Resisting brittle bones in men
Big improvements in bone and muscle strength with no injuries is expected to be the outcome of a Griffith University study training men aged over 50 with low bone mass.
Just started on the Gold Coast, the study is examining whether high load resistance training is a safe and effective strategy for improving bone and muscle strength, and follows a similar study in post-menopausal women.
The study follows a story in the New York Times earlier this month which claims that millions of Americans are missing out on a chance to avoid debilitating fractures from weakened bones, because they’re terrified of exceedingly rare side effects from drugs that can help them.
“Although there are drugs available to improve bone strength, we have already shown with our women’s group that improvements can be made without the use of drugs by undertaking high load resistance exercise training,” says lead researcher Professor Belinda Beck from Griffith’s Menzies Health Institute Queensland.
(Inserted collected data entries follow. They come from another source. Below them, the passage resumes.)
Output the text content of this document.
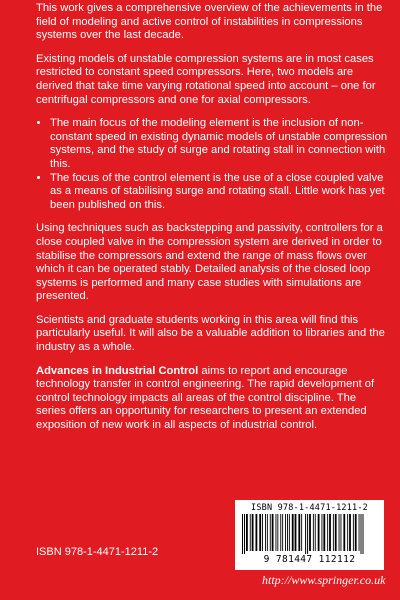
This work gives a comprehensive overview of the achievements in the field of modeling and active control of instabilities in compressions systems over the last decade.

Existing models of unstable compression systems are in most cases restricted to constant speed compressors. Here, two models are derived that take time varying rotational speed into account – one for centrifugal compressors and one for axial compressors.

• The main focus of the modeling element is the inclusion of non-constant speed in existing dynamic models of unstable compression systems, and the study of surge and rotating stall in connection with this.
• The focus of the control element is the use of a close coupled valve as a means of stabilising surge and rotating stall. Little work has yet been published on this.

Using techniques such as backstepping and passivity, controllers for a close coupled valve in the compression system are derived in order to stabilise the compressors and extend the range of mass flows over which it can be operated stably. Detailed analysis of the closed loop systems is performed and many case studies with simulations are presented.

Scientists and graduate students working in this area will find this particularly useful. It will also be a valuable addition to libraries and the industry as a whole.

Advances in Industrial Control aims to report and encourage technology transfer in control engineering. The rapid development of control technology impacts all areas of the control discipline. The series offers an opportunity for researchers to present an extended exposition of new work in all aspects of industrial control.

ISBN 978-1-4471-1211-2
ISBN 978-1-4471-1211-2
9 781447 112112
http://www.springer.co.uk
“We had some fantastic results with our women’s group who showed significant increases in bone strength as a result of the prescribed exercises and we are confident of replicating this now in our men.”
Called LIFTMOR-M (Lifting Intervention for Training Muscle and Osteoporosis Rehabilitation-for Men), the study is recruiting around 100 healthy men aged over 50 with low bone mass.
The men are being randomly assigned to either a high-load resistance training program or a high load isometric training program on a novel device specifically designed to enhance bone health.
The LIFTMOR-M program takes 30 minutes twice a week for eight months, with participants undertaking a small number of exercises of gradually increasing intensity under full supervision.
All study participants receive free scans at the beginning and end of the study to assess changes in bone mass and muscle strength.
“People wrongly think that osteoporosis only affects women but the reality is that one in five men will also suffer an osteoporotic fracture over the age of 60. Unfortunately men are diagnosed much less frequently than women and are treated even more rarely,” says Professor Beck.
“The irony is that men suffer a greater loss of independence and are at higher risk of death following an osteoporotic fracture. Our goal is to provide the evidence for an effective therapy for men.”